CMA CGM’nin 2011 yılı için hedefi ise, turizm sektöründe yeni bir trendin başlamasına öncülük etmek.
Farklı bir seyahat biçimi geliştirmek
CMA CGM, kargo turizmini aslında 1997 yılından bu yana uyguluyor. Geçtiğimiz sene 620 turist taşıyan şirket, bu sene daha fazla sayıda insana büyük gemilerde seyahat etme macerasını tattırmayı amaçlıyor. Grubun sözcülüğünü yapan Tania Saadé geçtiğimiz günlerde Le Figaro gazetesine yaptığı açıklamada bu hedeflerini şu cümlelerle dile getirdi: “Fransa’nın birinci, dünyanın en büyük üçüncü operatörüyüz. Yaptığımız işin ne kadar tutkulu bir meslek olduğunu anlatmak; farklı bir seyahat biçimi geliştirmek istiyoruz. Bu daha yavaş, zaman alan bir seyahat biçimi, fakat çok daha farklı bir macera sunuyor ve deniz aşıklarını gerçekten etkilemeyi hedefliyor.”
Günlüğü 100 euroya 85 günde dünya turu
Kargo turizmi sayesinde, günlüğü 100 eurodan, 85 günde dünya turu yapmak mümkün. Ya da herhangi bir limanda inip, birkaç gün geçirip, bir sonraki kargoyu da bekleyebilirsiniz. Son iki buçuk aydır CMA CGM’ye ait olan Amerigo Vespucci ile seyahat eden yaklaşık 20 yolcu, bu yeni maceranın tadını çıkarıyorlar. Geminin altın kuralı ise asla değişmiyor: Yolcular her gün kaptanla bir araya geliyorlar. Bu buluşmada, beklentilerini, seyahatin gidişatına dair yorumlarını ve yaşadıkları zorlukları dile getiriyorlar. Buluşmanın amacı ise gemi üzerinde geçen bu uzun süreli yolculuğun en iyi şekilde sürmesini sağlamak.
Öncelikli olan yolcu değil, navlun
Bu arada kaptan Gilles Saint Jalme’nin dikkat çektiği önemli bir konu, kargo gemisinde önceliğin yolcuya değil, navluna ait olduğu.

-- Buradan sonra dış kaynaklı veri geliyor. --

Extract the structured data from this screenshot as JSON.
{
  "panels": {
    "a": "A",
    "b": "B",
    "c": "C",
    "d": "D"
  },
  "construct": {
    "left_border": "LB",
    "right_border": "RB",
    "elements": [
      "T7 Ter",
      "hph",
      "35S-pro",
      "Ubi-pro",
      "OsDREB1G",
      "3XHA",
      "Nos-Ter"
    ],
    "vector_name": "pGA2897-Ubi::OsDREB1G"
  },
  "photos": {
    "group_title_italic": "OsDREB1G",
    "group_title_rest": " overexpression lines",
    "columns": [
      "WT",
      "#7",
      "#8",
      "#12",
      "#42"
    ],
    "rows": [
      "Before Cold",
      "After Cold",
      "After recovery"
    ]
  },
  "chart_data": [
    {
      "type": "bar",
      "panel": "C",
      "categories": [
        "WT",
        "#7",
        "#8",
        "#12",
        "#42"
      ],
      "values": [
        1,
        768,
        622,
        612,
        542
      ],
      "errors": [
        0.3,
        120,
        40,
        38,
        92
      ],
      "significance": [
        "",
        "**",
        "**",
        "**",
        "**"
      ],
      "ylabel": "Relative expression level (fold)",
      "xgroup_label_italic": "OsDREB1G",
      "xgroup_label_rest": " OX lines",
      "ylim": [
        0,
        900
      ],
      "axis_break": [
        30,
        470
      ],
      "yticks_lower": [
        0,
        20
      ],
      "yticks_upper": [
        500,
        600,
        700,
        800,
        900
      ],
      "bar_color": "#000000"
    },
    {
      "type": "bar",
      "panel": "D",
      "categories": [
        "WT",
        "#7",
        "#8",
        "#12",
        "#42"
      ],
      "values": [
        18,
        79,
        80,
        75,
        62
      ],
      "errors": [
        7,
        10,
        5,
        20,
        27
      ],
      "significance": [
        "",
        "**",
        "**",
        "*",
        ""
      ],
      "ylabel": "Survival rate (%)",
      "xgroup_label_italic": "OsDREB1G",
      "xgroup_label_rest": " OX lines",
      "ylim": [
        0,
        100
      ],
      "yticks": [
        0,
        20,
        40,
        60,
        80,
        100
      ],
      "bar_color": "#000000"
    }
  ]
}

Yani aslında Jalme, yük gemisine binmenin, mavi tura çıkmaktan, Club Med’e gitmekten çok daha farklı olduğunu söylüyor. Gemide televizyon, radyo, internet ya da yolculara nasıl eğleneceklerini söyleyen organizatörler yok. Dolayısıyla yolcuların kendi kendilerine hareket etmeleri, kendi eğlencelerini yaratmaları gerekiyor. Bu arada gemide hiçbir şey yasak değil. Sunulan bu özgürlüğün yanı sıra, kütüphane, video odası, spor salonu gibi hizmetler de mevcut.
Yolcuların kaldığı kabinler oldukça konforlu. Her gemide 5 ila 10 arasında kabin bulunuyor. Kabinlerde buzdolabı, çalışma masası ve oturma bölümü var. Yemekler ise en fazla önem verilen konuların başında geliyor.

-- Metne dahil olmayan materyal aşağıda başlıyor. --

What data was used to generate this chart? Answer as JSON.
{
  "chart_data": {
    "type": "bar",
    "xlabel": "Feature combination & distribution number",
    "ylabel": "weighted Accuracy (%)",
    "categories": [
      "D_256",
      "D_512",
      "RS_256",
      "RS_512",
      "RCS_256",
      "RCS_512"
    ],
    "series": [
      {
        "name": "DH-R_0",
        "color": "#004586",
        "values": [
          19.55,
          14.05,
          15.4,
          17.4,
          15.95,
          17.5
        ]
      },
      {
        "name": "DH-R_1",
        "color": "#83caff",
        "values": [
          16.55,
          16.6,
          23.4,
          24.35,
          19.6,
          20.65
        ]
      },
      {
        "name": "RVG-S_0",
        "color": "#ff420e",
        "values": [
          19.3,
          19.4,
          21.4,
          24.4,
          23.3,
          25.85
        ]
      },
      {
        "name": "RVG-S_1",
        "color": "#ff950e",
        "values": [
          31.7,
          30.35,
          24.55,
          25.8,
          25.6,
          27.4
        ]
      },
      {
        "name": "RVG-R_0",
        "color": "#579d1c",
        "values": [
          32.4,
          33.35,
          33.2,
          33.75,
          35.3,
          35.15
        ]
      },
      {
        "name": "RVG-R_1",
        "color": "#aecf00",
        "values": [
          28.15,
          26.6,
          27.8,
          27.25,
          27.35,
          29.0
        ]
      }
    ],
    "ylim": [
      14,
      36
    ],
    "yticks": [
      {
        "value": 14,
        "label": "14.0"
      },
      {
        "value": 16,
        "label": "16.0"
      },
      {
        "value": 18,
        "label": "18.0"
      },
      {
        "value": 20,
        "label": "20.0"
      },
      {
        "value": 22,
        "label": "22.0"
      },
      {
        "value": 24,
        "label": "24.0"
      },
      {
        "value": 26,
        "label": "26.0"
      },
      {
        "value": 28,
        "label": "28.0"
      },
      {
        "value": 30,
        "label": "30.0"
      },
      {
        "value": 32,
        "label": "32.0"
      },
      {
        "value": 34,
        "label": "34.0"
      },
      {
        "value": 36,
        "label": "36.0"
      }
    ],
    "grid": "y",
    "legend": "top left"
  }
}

“Şato”nun “özerk” yolcuları
Yolcu kabinlerinin bulunduğu bölüme “şato” ismi veriliyor. Şato, gemi motorlarının çıkardığı gürültüden uzak, yaşanabilir bölümü ifade ediyor.
Kargo yolculuğunda öne çıkan konulardan biri de güvenlik. Özellikle Aden körfezinden geçiş sırasında çok sayıda deniz korsanının olduğunu dile getiren Jalme, “Çok sıkı güvenlik kurallarımız var. Öncelikle bu bölgeden geçerken hızlanmak zorundayız. Dolayısıyla 24 saat boyunca kimse güverteye çıkamaz. Bu konu tartışılmaz bile” diyor.
Jalme’ye göre, bu yeni yolculuk biçiminin en önemli gerekliliklerinden biri de yolcuların “özerk” olabilmeleri.
Jalme, “Bizim dünyamızı merak eden ve aramıza katılan turistleri çok seviyoruz, fakat her şeyin yolunda gitmesi için, onların özerk hareket etmeleri gerekiyor. Belki mola verdiğimiz limanlarda, birkaç gün boyunca bizim dünyamızı tanımaları ve daha sonrasında büyük denizlere açılmaları daha doğru olur” diyor.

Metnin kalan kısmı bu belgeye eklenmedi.